Agnes menenangkan dirinya dengan memejamkan matanya dan berjalan keluar.
...ΩΩΩΩΩΩΩΩΩΩΩΩΩΩΩΩ...
Malam Jumat yang penuh dengan gadis dan pria yang asik berjoget karena musik yang dimainkan. Dengan lampu warna warni yang membuat keadaan semakin meriah. Seorang pria dengan hoodie hitam memasuki bar dan tiba-tiba menghajar pria berjas. Suasana tiba-tiba menjadi tempat perkelahian, yang sebelumnya suara musik kini menjadi suara teriakan ketakukan.

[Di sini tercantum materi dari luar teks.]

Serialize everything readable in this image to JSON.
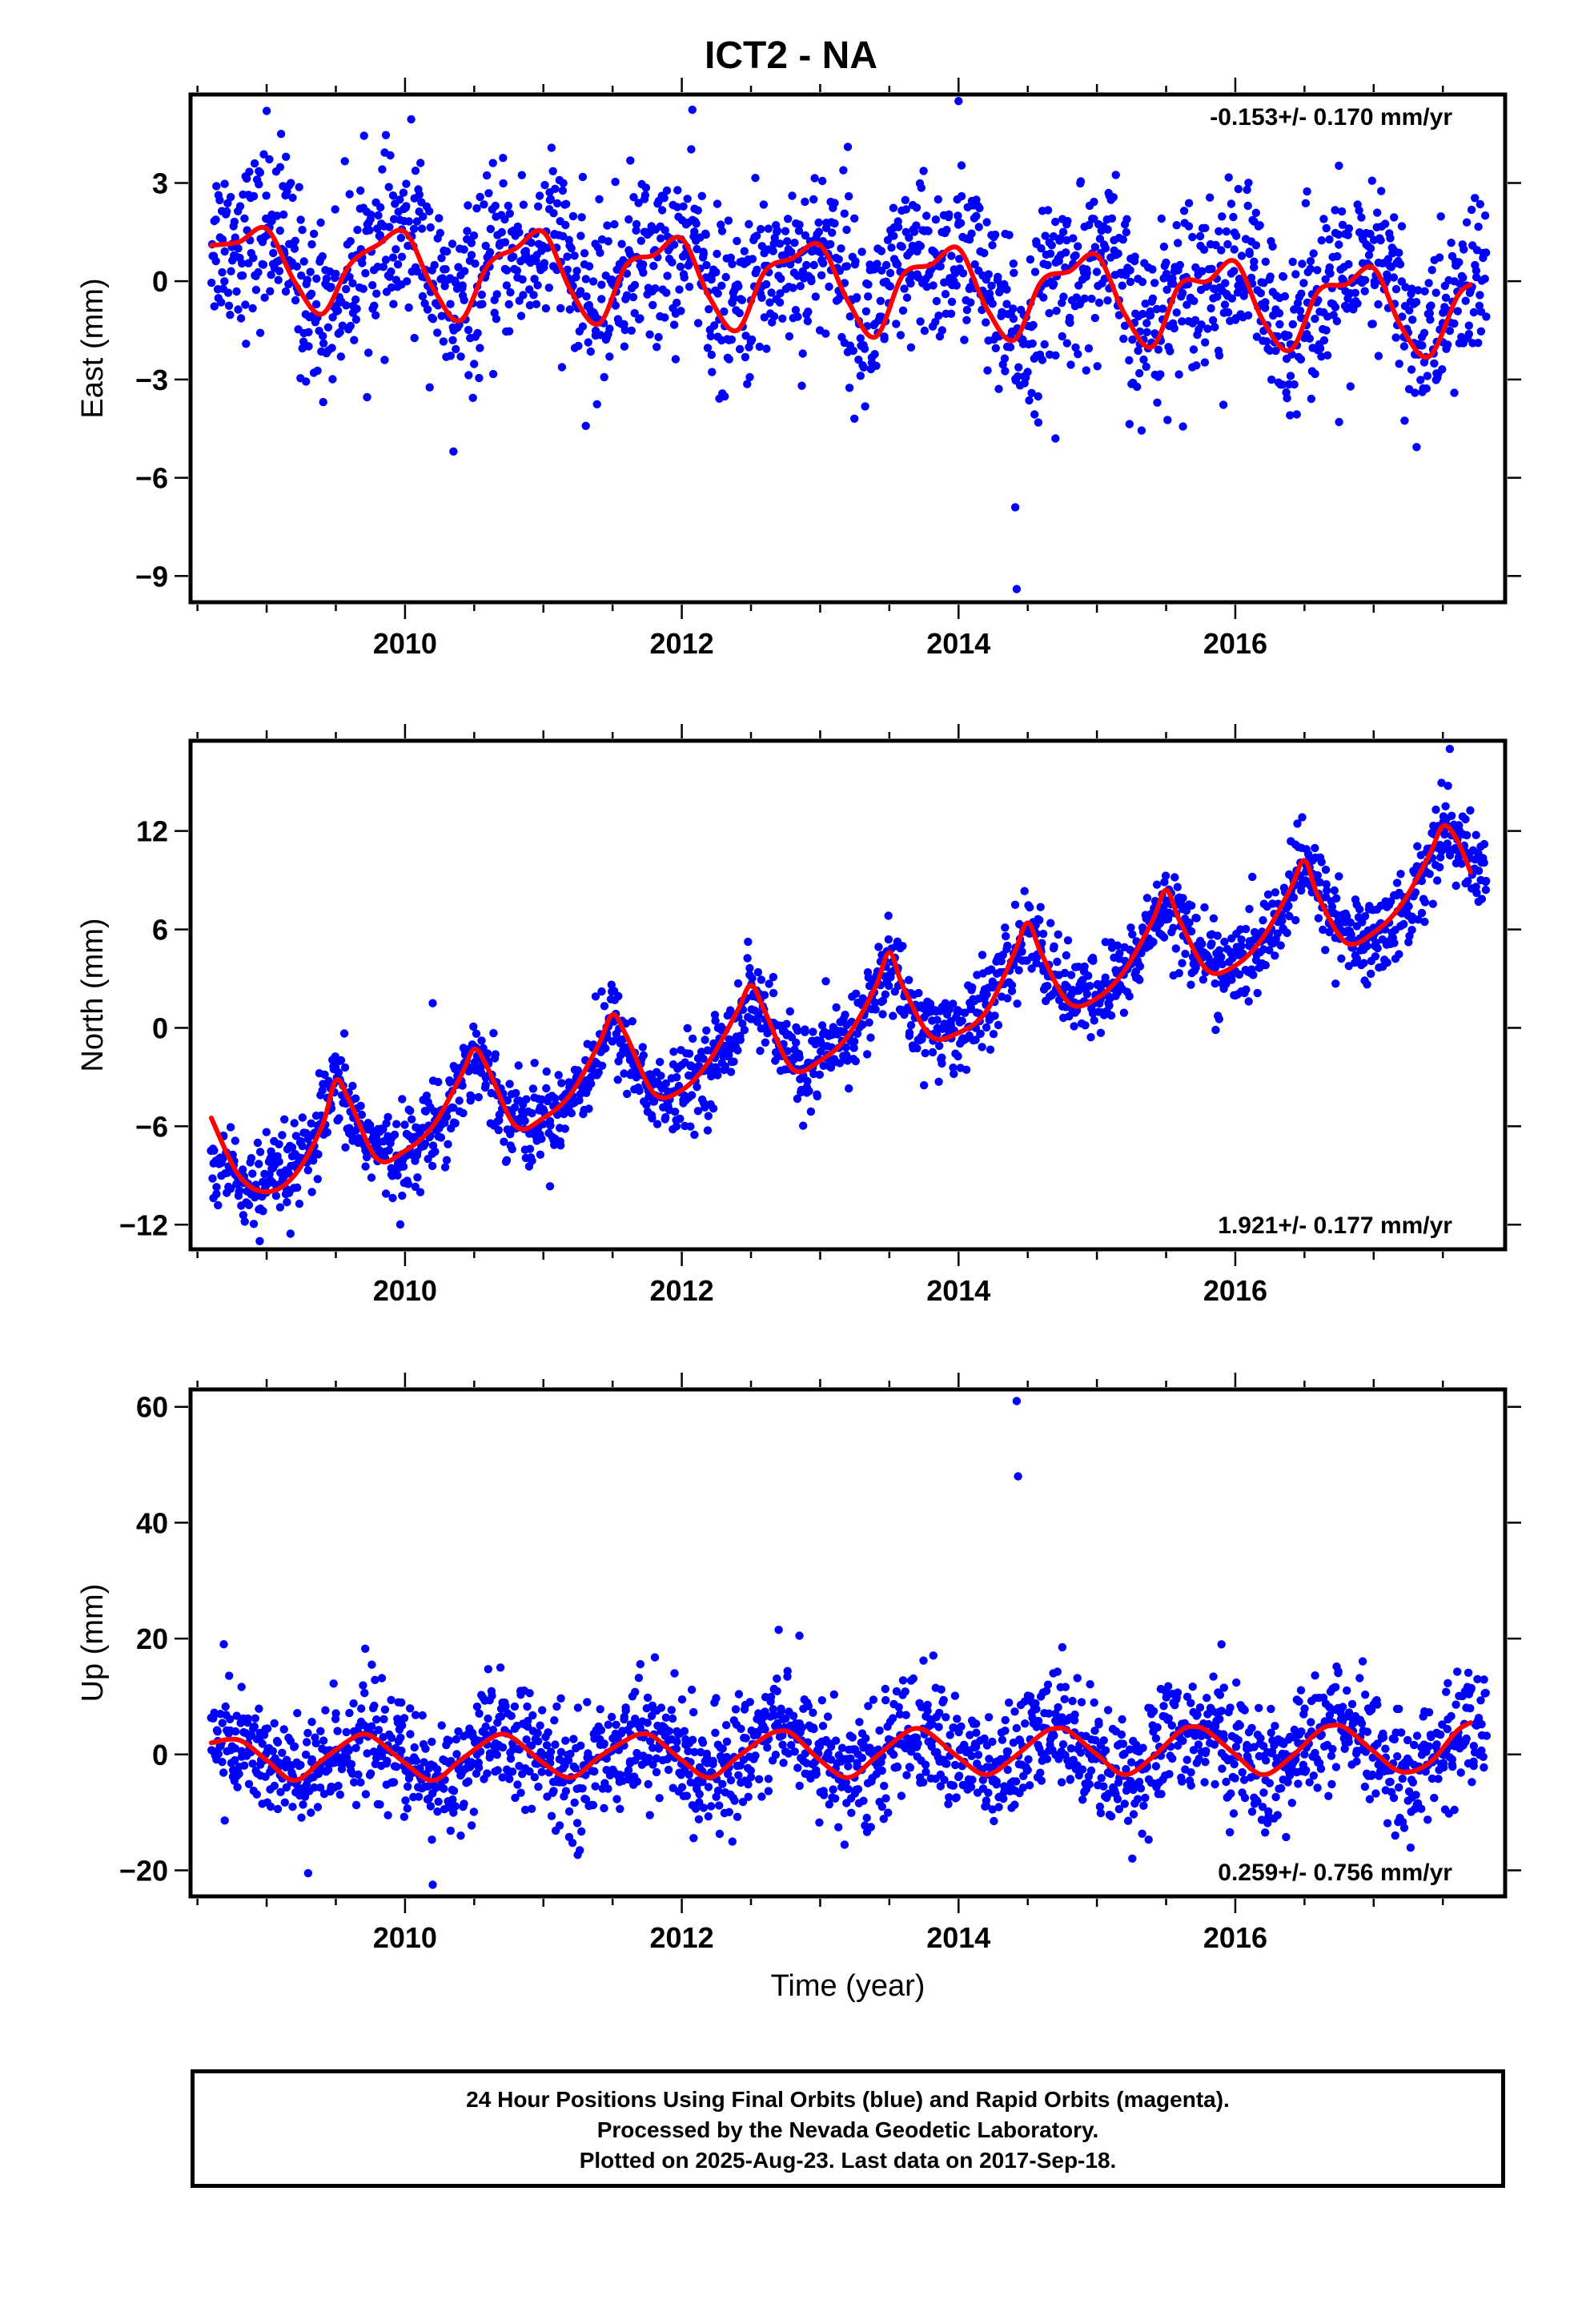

Gadis itu menghentikan kegiatannya dan mematikan musik dj yang ia mainkan. Ia menatap pria itu yang kini berkelahi dengan pria tubuh kekar. Agnes tertawa ketika ia beberapa kali kalah telak. "Hah, mood gue jadi balik."
Bos pemilik bar itu menampar pria tersebut, setelah itu ia pergi dan anak buahnya mulai menghajarnya lagi. Ia melihat pria hoodie itu kini dikeroyok menggunakan tongkat baseball. Agnes yang tak tahan mengambil botol kaca dan melemparkan tepat di kepala bos mereka.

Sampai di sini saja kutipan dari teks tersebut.